In Herring v. United States, Chief Justice John Roberts reframed the Supreme Court’s understanding of the exclusionary rule: “As laid out in our cases, the exclusionary rule serves to deter deliberate, reckless, or grossly negligent conduct, or in some circumstances recurring or systemic negligence.” The open question remains: how can defendants demonstrate sufficient recurring or systemic negligence to warrant exclusion? The Supreme Court has never answered the question, although the absence of systemic or recurring problems has figured prominently in two recent exclusionary rule decisions. Without the ability to document recurring failures, or patterns of police misconduct, courts can dismiss individual constitutional violations merely as examples of “isolated negligence.”But, what if new data-driven surveillance technologies could track police-citizen interactions and uncover recurring or systemic problems?

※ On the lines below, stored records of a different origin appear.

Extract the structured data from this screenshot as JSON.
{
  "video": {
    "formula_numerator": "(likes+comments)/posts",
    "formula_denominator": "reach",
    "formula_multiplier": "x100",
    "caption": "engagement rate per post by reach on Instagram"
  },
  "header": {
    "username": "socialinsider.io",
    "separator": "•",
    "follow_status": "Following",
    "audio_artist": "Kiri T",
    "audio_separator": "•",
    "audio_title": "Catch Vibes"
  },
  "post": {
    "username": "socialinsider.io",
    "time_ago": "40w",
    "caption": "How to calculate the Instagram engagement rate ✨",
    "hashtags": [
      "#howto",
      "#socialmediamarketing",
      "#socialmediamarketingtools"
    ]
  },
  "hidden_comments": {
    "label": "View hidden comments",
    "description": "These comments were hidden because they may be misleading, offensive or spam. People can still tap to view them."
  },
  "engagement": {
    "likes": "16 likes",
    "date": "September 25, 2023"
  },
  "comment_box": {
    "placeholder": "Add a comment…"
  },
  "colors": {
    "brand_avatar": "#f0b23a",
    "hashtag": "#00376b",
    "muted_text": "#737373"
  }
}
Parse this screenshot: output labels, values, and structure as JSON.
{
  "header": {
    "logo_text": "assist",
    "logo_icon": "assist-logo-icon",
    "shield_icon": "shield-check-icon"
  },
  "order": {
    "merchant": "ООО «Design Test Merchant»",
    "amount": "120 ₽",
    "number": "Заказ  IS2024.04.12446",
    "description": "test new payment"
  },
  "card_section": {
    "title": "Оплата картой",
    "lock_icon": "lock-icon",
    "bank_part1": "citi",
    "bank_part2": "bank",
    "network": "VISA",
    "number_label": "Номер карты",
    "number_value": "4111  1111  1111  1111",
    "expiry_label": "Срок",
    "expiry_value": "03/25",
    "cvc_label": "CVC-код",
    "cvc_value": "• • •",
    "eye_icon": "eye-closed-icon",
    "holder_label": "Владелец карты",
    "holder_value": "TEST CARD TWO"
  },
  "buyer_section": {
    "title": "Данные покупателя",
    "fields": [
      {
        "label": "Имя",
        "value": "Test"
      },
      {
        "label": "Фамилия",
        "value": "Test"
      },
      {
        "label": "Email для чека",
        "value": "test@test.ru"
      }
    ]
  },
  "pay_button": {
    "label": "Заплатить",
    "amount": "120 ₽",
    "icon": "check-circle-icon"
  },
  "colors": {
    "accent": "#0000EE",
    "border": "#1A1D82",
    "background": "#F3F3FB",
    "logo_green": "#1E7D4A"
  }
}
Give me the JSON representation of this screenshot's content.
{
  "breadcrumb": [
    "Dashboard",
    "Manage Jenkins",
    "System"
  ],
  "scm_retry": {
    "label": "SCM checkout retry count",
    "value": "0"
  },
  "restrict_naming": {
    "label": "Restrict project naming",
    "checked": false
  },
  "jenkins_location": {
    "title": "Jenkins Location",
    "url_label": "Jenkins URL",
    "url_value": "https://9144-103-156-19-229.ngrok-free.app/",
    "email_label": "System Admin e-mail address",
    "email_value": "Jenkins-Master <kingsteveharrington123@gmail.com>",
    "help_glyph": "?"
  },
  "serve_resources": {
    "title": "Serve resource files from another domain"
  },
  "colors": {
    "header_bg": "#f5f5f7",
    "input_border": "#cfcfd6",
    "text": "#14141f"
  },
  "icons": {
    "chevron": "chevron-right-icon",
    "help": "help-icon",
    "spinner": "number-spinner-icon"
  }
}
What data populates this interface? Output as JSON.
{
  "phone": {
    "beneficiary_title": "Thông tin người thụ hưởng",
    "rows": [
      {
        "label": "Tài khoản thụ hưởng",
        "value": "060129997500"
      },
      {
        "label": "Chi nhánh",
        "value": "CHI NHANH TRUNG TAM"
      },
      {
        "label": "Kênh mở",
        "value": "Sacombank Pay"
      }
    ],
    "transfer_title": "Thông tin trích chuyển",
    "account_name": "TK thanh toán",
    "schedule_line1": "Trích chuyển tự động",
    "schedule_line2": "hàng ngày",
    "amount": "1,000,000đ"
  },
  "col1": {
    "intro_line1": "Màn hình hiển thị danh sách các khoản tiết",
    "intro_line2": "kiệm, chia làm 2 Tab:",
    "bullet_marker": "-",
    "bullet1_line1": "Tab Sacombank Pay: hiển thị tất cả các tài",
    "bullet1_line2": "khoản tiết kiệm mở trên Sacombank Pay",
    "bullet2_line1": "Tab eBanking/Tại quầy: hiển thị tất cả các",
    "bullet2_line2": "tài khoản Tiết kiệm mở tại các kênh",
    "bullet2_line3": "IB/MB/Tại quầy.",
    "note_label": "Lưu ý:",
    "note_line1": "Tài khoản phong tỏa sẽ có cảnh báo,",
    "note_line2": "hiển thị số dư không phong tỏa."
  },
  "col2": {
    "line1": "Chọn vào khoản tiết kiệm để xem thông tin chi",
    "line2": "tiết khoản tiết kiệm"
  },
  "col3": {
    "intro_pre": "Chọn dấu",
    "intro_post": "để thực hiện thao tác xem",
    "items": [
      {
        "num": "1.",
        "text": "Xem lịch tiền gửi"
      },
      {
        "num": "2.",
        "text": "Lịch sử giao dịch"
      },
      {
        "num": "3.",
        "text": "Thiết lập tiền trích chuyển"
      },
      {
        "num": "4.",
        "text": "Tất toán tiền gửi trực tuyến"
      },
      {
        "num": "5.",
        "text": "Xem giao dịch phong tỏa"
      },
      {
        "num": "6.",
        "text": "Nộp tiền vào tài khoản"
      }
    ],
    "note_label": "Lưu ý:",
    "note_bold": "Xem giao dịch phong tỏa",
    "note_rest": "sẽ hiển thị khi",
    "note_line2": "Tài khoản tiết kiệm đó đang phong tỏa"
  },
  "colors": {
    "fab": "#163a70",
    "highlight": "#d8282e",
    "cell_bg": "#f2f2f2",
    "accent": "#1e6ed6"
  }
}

What if stops and arrests could be data-mined to reveal systemic racial bias? What if new surveillance technologies could record police-citizen stops to monitor patterns of unconstitutional practices? What if predictive analytics could identify at-risk officers in order to predict future misconduct?This Article looks to invert the big data surveillance gaze from the citizen to the police. It asks whether the same big data policing technologies built to track movements, actions, and patterns of criminal activity could be redesigned to foster data-driven police accountability. Tracking this “blue data” and studying the systemic errors will offer concrete answers to the open questions surrounding the Supreme Court’s new exclusionary rules.Unquestionably, the use of data mining, surveillance, and predictive analytics to target police negligence will face resistance. Police officers, administrators, and unions will likely protest the invasion of personal and professional privacy it threatens. Yet, this response of resistance is itself revealing and worth studying. This resistance offers a provocative thought experiment: how could police objections to new forms of surveillance inform community resistance to similar mass surveillance technologies? This article examines how police, courts, and litigants will resist a push to police surveillance and what that resistance means for current mass surveillance practices, law, and policy.